Almost sounding defensive, Stella jumped into the conversation, never taking her eyes off the too young victim. “Hey, and you don't have loonies in Chicago?”

“Nope,” the native Chicagoan shot back quickly, “the wind blows them all over to New York.”

“So that's why you're here.”

“Shut up, Messer.” There was laughter in Mac’s voice, however, not censure.

Danny’s sudden laugh drew the attention of everyone except Sheldon, who was busy trying to find out just what had happened to the victim.

Lindsay decided to tentatively get in on the easy banter, wanting to be one of the gang. She quipped, “Oh! Shot through the heart.”

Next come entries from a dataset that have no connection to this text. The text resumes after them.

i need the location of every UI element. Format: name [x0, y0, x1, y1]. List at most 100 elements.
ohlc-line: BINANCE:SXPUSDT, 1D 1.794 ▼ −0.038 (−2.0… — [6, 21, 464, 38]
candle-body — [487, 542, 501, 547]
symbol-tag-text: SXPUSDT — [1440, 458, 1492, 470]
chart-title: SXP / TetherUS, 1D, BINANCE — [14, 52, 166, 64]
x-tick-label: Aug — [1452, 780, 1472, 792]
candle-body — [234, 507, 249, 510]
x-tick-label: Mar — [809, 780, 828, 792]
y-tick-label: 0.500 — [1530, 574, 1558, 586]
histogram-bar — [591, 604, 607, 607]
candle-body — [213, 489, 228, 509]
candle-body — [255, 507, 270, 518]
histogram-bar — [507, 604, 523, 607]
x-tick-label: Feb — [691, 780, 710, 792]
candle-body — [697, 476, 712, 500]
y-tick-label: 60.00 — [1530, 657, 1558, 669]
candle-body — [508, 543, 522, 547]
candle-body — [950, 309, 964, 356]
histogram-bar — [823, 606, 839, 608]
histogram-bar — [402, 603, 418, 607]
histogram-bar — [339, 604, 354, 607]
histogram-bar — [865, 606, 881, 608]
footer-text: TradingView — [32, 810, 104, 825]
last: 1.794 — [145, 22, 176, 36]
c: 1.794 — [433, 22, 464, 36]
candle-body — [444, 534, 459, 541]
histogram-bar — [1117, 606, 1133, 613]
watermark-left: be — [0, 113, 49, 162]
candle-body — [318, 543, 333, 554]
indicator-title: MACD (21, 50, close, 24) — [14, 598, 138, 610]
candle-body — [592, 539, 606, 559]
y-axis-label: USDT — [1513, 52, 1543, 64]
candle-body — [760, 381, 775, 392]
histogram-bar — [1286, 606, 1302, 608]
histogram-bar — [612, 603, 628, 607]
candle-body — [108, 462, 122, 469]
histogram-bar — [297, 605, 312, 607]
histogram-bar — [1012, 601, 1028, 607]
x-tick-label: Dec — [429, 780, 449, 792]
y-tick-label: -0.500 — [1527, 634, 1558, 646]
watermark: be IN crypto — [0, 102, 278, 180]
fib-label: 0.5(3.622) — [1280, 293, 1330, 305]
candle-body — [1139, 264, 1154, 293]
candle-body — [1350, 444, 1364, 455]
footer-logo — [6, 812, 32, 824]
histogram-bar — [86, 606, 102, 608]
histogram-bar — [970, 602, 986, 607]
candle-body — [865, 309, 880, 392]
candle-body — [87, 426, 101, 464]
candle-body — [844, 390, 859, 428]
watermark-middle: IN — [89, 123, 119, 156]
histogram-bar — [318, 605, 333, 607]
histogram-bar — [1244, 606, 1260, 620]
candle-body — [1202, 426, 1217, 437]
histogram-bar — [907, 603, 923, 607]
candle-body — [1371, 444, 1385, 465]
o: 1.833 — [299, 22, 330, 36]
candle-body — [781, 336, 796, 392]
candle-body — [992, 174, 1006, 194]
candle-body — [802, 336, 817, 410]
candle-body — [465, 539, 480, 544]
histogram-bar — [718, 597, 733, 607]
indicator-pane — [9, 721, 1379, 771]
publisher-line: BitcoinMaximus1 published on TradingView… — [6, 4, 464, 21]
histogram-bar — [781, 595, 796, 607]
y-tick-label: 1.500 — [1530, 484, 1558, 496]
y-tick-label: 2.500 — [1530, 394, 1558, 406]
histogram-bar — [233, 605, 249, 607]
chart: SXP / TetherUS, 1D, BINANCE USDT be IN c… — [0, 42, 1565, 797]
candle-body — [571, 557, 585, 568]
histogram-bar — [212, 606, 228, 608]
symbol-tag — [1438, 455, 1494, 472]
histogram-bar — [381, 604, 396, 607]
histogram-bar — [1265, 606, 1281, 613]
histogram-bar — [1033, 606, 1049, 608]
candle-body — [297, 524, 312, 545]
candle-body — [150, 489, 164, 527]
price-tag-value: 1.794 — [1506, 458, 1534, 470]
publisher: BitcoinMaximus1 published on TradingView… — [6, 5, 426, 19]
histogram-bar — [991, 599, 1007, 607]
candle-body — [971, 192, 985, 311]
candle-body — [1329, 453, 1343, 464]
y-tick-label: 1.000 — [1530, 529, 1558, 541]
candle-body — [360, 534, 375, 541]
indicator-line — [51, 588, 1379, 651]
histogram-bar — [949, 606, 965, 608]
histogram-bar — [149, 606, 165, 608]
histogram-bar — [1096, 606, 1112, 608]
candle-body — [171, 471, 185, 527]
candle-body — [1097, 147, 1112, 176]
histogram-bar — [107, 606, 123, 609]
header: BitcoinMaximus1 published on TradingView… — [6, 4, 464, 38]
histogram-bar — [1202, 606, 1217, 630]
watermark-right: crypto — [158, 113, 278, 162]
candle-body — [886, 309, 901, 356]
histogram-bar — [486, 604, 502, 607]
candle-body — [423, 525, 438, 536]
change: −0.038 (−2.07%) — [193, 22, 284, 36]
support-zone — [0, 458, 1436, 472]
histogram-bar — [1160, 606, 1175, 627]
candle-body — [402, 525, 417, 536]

Without missing a beat, accepting Lindsay’s comment as if it had come from someone of long standing, rather than someone so new, Danny threw a grin at the other blonde and countered, “No, shot through the badge.”

“That's because you can't find his heart,” Aiden’s voice piped up from behind Danny.

In a suddenly quiet, emotionless manner once more, Mac responded, “That's because I don't have one; I'm a supervisor. Now shut up and let's process this kid.” It effectively ended the banter, bringing the group back to the normal, real world they slogged through every day. No one seemed to mind. “What have we got, Sheldon?”

For his part, the doctor sat back on his heels and quickly fumbled for his phone, speed-dialing with one hand. “He’s alive… barely,” he said before putting his mouth to the phone and requesting emergency assistance.

“Alive!” Shock coursed through the group, and Danny felt like kicking himself since he’d been the one to initially call the kid in as a body, not a victim.

Nodding, Sheldon gestured to the boy’s hands. “His fingernails respond. I couldn’t detect breathing or a pulse, but I did pinch his nail beds and the color changes indicate blood flow. He’s still alive.”

Sirens filled the air covering the sudden clicking of Lindsay’s camera as she started shooting off pictures of the boy and the alley.

Mac frowned, quickly looking over the scene. “We’ve found the knight; now let’s figure out where the dragon went.”